LAIX Inc. (NYSE: LAIX) was trading 4% early Wednesday on news of a going-private consideration amid a turbulent time for China education providers.
The company's founding managers including the chairman and CEO Yi Wang, CTO Zheren Hu, chief scientist Hui Lin were joined by investor fund PCIL IV Ltd. in a proposal to take LAIX private at $1.13 per share.
The price, representing a 14% upside from Tuesday's close, sent the stock in the struggling Chinese company to $1.03 per share intraday Wednesday.
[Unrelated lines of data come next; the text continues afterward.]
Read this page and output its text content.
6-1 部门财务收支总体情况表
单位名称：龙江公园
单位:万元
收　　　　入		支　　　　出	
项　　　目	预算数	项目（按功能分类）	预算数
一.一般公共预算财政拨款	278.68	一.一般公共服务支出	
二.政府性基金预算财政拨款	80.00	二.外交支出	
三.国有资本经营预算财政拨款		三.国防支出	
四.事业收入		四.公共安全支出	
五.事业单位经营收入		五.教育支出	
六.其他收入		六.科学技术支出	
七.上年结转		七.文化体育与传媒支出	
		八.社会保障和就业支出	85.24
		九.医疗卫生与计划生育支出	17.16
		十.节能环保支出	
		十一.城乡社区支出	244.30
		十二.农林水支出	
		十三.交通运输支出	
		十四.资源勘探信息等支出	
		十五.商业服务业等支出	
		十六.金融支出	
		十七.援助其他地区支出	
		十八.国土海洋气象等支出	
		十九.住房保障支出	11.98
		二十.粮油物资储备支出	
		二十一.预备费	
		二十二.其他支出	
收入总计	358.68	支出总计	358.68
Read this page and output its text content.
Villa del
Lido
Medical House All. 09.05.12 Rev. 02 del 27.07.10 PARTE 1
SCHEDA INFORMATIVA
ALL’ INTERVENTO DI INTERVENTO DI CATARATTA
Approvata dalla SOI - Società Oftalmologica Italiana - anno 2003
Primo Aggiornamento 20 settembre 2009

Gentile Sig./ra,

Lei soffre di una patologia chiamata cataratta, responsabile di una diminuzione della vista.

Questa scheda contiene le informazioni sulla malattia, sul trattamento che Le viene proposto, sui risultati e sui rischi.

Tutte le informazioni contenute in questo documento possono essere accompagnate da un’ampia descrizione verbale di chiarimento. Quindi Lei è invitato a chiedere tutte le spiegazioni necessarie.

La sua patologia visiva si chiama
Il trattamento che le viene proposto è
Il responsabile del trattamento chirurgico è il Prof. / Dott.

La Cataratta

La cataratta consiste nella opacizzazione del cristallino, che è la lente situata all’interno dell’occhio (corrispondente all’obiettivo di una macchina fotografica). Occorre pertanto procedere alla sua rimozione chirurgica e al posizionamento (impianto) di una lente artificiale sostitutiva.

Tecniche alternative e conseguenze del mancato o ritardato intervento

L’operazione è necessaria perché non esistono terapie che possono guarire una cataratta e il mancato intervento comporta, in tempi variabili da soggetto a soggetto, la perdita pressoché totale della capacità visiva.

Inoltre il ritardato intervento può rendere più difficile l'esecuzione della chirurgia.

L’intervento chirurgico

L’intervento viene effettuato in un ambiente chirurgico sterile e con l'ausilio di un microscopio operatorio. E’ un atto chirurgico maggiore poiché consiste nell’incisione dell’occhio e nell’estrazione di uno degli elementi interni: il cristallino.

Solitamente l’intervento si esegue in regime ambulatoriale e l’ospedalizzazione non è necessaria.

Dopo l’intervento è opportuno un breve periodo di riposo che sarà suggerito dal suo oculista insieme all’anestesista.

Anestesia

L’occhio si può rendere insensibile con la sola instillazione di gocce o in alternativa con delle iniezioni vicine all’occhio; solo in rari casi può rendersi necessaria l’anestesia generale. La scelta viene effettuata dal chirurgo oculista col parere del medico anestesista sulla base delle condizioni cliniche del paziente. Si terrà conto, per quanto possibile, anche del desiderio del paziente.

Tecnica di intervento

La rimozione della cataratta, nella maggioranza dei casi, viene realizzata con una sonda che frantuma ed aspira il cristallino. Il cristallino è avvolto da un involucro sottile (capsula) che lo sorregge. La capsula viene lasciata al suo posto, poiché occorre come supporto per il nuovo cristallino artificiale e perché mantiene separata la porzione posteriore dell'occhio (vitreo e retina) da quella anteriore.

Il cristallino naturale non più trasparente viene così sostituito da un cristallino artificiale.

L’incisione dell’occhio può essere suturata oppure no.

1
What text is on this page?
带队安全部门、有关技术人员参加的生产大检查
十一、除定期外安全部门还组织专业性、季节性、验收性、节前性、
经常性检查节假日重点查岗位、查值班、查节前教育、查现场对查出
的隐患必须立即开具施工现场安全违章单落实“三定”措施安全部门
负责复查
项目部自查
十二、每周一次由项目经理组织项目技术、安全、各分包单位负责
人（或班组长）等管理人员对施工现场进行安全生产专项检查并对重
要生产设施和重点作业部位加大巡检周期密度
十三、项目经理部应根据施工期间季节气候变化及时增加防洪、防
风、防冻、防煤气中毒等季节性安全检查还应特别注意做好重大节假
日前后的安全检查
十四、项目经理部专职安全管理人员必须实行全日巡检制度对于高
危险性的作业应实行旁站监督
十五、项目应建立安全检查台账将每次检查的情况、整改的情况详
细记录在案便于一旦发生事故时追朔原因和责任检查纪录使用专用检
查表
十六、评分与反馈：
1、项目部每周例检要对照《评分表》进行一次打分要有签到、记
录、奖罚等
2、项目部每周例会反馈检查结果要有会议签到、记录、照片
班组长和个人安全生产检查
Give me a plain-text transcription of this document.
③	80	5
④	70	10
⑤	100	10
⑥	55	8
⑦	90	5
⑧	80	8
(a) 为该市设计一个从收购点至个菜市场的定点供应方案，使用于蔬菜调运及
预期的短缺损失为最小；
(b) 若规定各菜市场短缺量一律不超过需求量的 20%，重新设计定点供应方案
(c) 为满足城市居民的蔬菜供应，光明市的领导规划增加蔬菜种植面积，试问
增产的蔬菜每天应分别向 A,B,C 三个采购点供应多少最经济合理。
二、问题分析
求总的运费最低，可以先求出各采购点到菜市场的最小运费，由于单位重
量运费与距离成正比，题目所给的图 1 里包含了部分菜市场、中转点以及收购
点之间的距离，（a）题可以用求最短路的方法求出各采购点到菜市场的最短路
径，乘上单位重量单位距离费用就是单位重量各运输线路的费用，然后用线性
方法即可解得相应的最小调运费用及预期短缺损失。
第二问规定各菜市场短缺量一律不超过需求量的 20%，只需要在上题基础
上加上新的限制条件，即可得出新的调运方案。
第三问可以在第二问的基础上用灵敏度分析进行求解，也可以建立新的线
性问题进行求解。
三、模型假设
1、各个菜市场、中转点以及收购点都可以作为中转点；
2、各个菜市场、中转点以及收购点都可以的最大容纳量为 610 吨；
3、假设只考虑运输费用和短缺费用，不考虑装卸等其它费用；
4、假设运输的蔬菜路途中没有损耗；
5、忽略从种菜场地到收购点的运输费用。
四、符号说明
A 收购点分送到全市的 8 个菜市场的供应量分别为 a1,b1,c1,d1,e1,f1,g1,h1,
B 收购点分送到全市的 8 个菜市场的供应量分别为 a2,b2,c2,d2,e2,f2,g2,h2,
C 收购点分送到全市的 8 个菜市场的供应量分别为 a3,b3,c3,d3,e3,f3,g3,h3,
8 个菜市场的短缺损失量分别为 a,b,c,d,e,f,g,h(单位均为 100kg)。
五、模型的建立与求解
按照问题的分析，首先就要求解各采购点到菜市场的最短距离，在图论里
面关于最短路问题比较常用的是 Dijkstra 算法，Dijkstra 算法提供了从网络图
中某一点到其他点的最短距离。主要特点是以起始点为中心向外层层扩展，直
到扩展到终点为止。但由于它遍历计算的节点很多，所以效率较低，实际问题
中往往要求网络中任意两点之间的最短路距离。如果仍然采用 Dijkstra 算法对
Indeed, the Shanghai-based company, which operates the Liulishuo app and provides AI-powered products and services for English learning, has been a so-called penny stock for over a year. As far back as August 2019, LAIX announced "growth deceleration" in its outlook and has since consistently disappointed with its financial performance.
In its latest earnings report, covering the three months through March 2021, LAIX reported a 13% year-over-year decline in revenue to $30.3 million. On a positive note, LAIX achieved profitability for the first time, showing $1.9 million, or 4 cents per share, in income for the quarter in contrast to earlier losses.
Year-to-date, shares in LAIX are down 28%, though the stock did peak at $11.65 per share during the February wild run. Still, the general trend since LAIX completed its IPO in September 2018 has been downward from the IPO issue level of $12.50. Now, as LAIX shares have slipped below the required minimum, its executives seek privatization.
On a side note, in early July, Zacks Research rated LAIX a "strong buy," citing an upward trend in earnings estimates.
In the statement today, LAIX said it will evaluate the proposal from the buyer group.